FIG. 4 shows the proliferation rate calculated for each fraction of the culture supernatant of YS0 and the OD280 value of each fraction, where -●- indicates the proliferation rate, and -○- indicates the OD280.
indicates the value of

FIG. 5 shows the results of SDS polyacrylamide electrophoresis performed on purified zerpecin, CM cellulose adsorbed fractions of YS2 and YS0 culture supernatants, and the gel stained with Coomassie blue.

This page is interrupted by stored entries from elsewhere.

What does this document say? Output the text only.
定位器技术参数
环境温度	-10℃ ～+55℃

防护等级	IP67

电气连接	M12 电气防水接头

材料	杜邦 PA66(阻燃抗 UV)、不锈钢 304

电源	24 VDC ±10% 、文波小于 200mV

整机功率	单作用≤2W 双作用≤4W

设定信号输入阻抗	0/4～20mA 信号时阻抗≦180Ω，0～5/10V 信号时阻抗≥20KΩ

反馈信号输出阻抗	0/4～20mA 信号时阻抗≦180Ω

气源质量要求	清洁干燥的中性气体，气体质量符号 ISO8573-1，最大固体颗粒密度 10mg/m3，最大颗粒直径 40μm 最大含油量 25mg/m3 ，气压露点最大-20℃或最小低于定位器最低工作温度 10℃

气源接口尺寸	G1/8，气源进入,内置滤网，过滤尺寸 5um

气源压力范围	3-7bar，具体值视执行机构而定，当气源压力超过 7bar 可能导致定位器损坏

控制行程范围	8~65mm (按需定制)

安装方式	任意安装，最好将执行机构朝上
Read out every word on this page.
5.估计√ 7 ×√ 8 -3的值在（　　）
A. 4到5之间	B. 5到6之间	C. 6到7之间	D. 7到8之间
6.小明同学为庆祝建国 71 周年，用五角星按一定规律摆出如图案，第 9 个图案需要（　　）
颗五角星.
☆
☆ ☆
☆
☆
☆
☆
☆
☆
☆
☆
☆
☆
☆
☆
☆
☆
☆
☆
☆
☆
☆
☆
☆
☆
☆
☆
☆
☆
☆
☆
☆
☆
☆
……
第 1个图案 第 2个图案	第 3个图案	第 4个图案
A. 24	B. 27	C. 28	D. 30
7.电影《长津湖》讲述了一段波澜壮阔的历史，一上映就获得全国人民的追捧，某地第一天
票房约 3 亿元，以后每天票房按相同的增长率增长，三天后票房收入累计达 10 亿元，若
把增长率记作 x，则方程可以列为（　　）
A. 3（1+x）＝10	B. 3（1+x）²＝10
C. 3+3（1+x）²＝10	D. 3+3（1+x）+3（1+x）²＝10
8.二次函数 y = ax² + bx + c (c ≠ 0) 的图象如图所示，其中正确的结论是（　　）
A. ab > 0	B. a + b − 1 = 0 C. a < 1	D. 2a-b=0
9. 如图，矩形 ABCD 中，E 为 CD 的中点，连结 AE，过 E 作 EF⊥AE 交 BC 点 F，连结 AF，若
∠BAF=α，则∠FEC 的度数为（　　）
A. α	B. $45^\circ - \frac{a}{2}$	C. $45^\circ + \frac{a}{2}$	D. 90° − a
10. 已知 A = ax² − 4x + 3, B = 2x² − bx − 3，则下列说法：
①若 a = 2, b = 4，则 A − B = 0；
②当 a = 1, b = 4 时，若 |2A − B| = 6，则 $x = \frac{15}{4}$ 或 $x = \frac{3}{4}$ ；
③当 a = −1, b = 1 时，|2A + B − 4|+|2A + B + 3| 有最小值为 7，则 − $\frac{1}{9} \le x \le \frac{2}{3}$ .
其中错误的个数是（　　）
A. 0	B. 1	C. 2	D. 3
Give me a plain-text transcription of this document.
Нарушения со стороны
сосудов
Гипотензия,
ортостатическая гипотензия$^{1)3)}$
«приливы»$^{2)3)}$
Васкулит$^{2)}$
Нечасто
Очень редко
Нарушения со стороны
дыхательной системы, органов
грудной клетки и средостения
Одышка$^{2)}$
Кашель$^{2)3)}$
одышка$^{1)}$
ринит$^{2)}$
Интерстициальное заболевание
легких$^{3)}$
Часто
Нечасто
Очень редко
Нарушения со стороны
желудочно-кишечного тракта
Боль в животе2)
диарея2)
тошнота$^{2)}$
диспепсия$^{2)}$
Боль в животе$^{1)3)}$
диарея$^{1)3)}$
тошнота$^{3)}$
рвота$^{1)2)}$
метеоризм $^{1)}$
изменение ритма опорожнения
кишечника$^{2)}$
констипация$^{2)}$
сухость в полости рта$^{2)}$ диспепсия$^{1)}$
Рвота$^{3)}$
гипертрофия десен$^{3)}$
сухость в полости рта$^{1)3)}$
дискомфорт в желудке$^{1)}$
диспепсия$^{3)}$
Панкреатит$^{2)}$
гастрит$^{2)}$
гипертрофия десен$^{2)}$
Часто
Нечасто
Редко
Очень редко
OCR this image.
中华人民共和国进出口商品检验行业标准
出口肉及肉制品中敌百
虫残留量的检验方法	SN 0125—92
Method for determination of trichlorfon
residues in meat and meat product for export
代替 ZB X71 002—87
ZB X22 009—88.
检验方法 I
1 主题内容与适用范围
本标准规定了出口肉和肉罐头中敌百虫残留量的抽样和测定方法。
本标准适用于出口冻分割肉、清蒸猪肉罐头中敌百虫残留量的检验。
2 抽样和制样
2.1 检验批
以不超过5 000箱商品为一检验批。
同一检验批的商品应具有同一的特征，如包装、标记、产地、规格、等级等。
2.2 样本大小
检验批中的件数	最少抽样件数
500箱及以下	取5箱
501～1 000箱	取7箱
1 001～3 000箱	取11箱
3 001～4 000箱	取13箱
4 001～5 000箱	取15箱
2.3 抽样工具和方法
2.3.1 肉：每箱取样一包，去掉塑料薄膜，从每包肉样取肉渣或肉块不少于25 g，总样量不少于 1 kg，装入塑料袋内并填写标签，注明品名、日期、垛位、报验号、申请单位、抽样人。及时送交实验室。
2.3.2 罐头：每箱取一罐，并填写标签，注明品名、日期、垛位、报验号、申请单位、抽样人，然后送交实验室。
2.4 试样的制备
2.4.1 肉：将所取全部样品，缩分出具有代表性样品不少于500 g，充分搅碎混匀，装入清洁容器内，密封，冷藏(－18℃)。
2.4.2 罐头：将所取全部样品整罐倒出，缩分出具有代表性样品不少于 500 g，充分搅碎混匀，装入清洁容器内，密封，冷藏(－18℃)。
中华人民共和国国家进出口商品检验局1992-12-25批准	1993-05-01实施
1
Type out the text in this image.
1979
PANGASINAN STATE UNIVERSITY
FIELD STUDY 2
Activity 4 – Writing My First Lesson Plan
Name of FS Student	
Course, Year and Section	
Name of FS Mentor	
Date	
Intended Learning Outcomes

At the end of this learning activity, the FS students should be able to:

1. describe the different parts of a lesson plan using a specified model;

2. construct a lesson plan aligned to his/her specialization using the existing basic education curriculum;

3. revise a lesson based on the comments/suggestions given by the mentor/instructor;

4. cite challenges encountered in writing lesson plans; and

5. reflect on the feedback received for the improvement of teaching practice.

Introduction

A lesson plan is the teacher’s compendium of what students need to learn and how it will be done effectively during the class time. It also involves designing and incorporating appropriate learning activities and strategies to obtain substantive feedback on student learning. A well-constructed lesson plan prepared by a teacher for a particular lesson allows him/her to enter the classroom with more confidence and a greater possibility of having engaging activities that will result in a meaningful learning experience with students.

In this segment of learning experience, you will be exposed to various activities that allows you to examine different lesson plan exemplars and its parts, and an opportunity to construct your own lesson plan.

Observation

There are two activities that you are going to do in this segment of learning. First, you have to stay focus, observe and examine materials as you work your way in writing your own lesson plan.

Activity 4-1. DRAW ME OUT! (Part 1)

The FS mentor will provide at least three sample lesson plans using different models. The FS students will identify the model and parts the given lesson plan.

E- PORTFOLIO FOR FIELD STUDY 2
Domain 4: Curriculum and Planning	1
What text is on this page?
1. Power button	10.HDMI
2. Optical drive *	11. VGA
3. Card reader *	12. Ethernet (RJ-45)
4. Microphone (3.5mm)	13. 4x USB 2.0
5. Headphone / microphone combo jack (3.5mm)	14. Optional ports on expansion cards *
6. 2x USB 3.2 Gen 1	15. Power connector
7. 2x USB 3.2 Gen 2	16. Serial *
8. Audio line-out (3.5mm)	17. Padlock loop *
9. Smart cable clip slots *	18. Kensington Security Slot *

FIG. 6 shows the results of SDS polyacrylamide electrophoresis and Western blot analysis using a rabbit anti-Zerpecin antibody for each fraction, which is the CM cellulose-adsorbed fraction of purified Zerpecin, YS2 and YS0 culture supernatants.

Claims (2)

[Claims] Claim 1: A nucleotide sequence encoding an antibacterial polypeptide containing the amino acid sequence shown in SEQ ID NO: 1 is ligated to a replicable expression vector to produce a clone containing the nucleotide sequence and the replicable expression vector. Possible recombinant DNA
A transformant obtained by transforming a microorganism with the recombinant DNA. 2. A nucleotide sequence encoding an antibacterial polypeptide containing the amino acid sequence shown in SEQ ID NO: 1 is ligated to a replicable expression vector to produce a clone containing the nucleotide sequence and the replicable expression vector. Possible recombinant DNA
obtained, transform a microorganism with the recombinant DNA to obtain a transformant, and culture the transformant.
A method for producing an antibacterial polypeptide containing the amino acid sequence shown in 1.